The Arab British Centre has announced its culture award shortlist, with an all-female line-up of Arab creatives.
The biennial award celebrates organisations and individuals whose work has significantly contributed to the British public’s understanding of the Arab world.
The award is split into two categories: individuals and organisations. The individual shortlist is made up entirely of women for 2019, including a comedian, artist, musician, curator and author.
The organisation shortlist includes cultural event producers, a publisher and artistic trust.
The Award for Culture was created in 2008 to raise the profile of contemporary Arab culture in the UK. Each winner will receive £2,500 (Dh11,100) and the opportunity to travel to one of thirteen Middle Eastern countries, including the UAE, with the British Council.
“The Arab British Centre Award for Culture serves as an exciting opportunity to reflect upon the current cultural landscape of the UK, and the hard work and dedication of the Arab cultural community, said Nadia El Sebai, executive director of the Arab British Centre.
“Since the inception of our award programme in 2008, we have seen the strength diversity and popularity of Arab culture grow exponentially, and in 2019, audiences in Britains are clearly hungry for content and experiences that showcase the best global talent, challenge perceptions and entertain.”
The organisation and individual winners will be announced at a ceremony on September 26 at City Hall London.
Writer and illustrator Nadine Kaadan has been honing her craft since the age of eight and is now an award-winning children's author. Her books touch on sensitive topics like the upheaval in the Arab world or disability, giving children a way to learn about and process the world and it's complexities.
Stand up comedian Esther Manito is on a mission to reclaim the word 'Arab' and bring better public perceptions of the culture.

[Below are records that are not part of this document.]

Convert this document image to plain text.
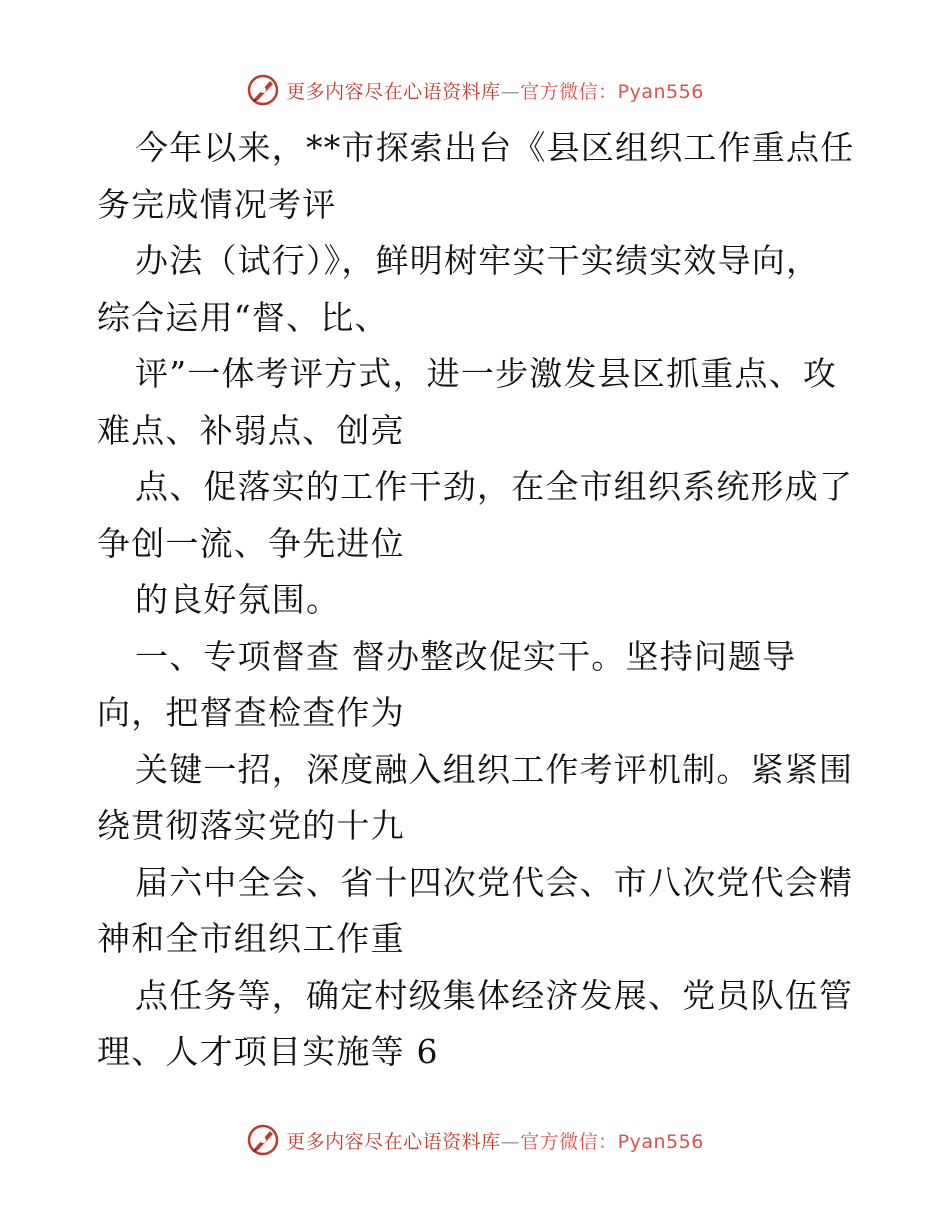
更多内容尽在心语资料库—官方微信：Pyan556
今年以来，**市探索出台《县区组织工作重点任
务完成情况考评
办法（试行）》，鲜明树牢实干实绩实效导向，
综合运用“督、比、
评”一体考评方式，进一步激发县区抓重点、攻
难点、补弱点、创亮
点、促落实的工作干劲，在全市组织系统形成了
争创一流、争先进位
的良好氛围。
一、专项督查 督办整改促实干。坚持问题导
向，把督查检查作为
关键一招，深度融入组织工作考评机制。紧紧围
绕贯彻落实党的十九
届六中全会、省十四次党代会、市八次党代会精
神和全市组织工作重
点任务等，确定村级集体经济发展、党员队伍管
理、人才项目实施等 6
更多内容尽在心语资料库—官方微信：Pyan556
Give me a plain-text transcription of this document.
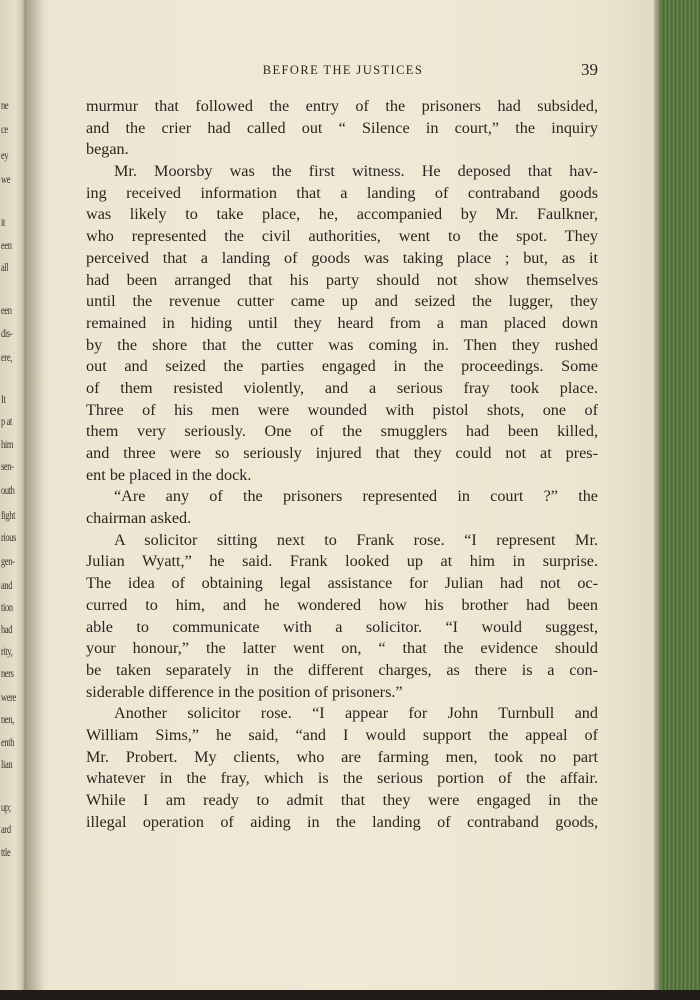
ne
ce
ey
we
it
een
all
een
dis-
ere,
It
p at
him
sen-
outh
fight
rious
gen-
and
tion
had
rity,
ners
were
nen,
enth
lian
up;
ard
ttle
BEFORE THE JUSTICES	39
murmur that followed the entry of the prisoners had subsided,
and the crier had called out “ Silence in court,” the inquiry
began.
Mr. Moorsby was the first witness. He deposed that hav-
ing received information that a landing of contraband goods
was likely to take place, he, accompanied by Mr. Faulkner,
who represented the civil authorities, went to the spot. They
perceived that a landing of goods was taking place ; but, as it
had been arranged that his party should not show themselves
until the revenue cutter came up and seized the lugger, they
remained in hiding until they heard from a man placed down
by the shore that the cutter was coming in. Then they rushed
out and seized the parties engaged in the proceedings. Some
of them resisted violently, and a serious fray took place.
Three of his men were wounded with pistol shots, one of
them very seriously. One of the smugglers had been killed,
and three were so seriously injured that they could not at pres-
ent be placed in the dock.
“Are any of the prisoners represented in court ?” the
chairman asked.
A solicitor sitting next to Frank rose. “I represent Mr.
Julian Wyatt,” he said. Frank looked up at him in surprise.
The idea of obtaining legal assistance for Julian had not oc-
curred to him, and he wondered how his brother had been
able to communicate with a solicitor. “I would suggest,
your honour,” the latter went on, “ that the evidence should
be taken separately in the different charges, as there is a con-
siderable difference in the position of prisoners.”
Another solicitor rose. “I appear for John Turnbull and
William Sims,” he said, “and I would support the appeal of
Mr. Probert. My clients, who are farming men, took no part
whatever in the fray, which is the serious portion of the affair.
While I am ready to admit that they were engaged in the
illegal operation of aiding in the landing of contraband goods,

She has a unique perspective borne of her Lebanese-British background to her work, lambasting political and religious extremism whilst somehow managing to make the audience laugh.
Samar Ziadat is cofounder of Glasgow’s Dardishi Festival and magazine, which celebrates showcases Arab and North African womxn’s contributions to contemporary art and culture.
Her community-focused practice centres on issues of decoloniality and queerness; presenting talks, delivering workshops and programming events that explore the hidden histories and narratives of marginalised and underrepresented communities.
British-Sudanese textiles artist Omeima Mudawi-Rowlings explores themes of identity and change, community and womanhood in her work, looking to her Sudanese heritage and Arabic geometry to bring her work to life.
She uses dyes and screen- printing on textured materials including silk, velvet, tissue and paper to create her work, which is meant to be touched.
Musician Juliana Yazbeck is a familiar face on the Arab arts scene in the UK, recently performing at the Liverpool Arab Arts Festival and London's Shubbak.
Her work, including newest album Sungod, deals with big issues in the world today including gender inequality and the immigrant experience.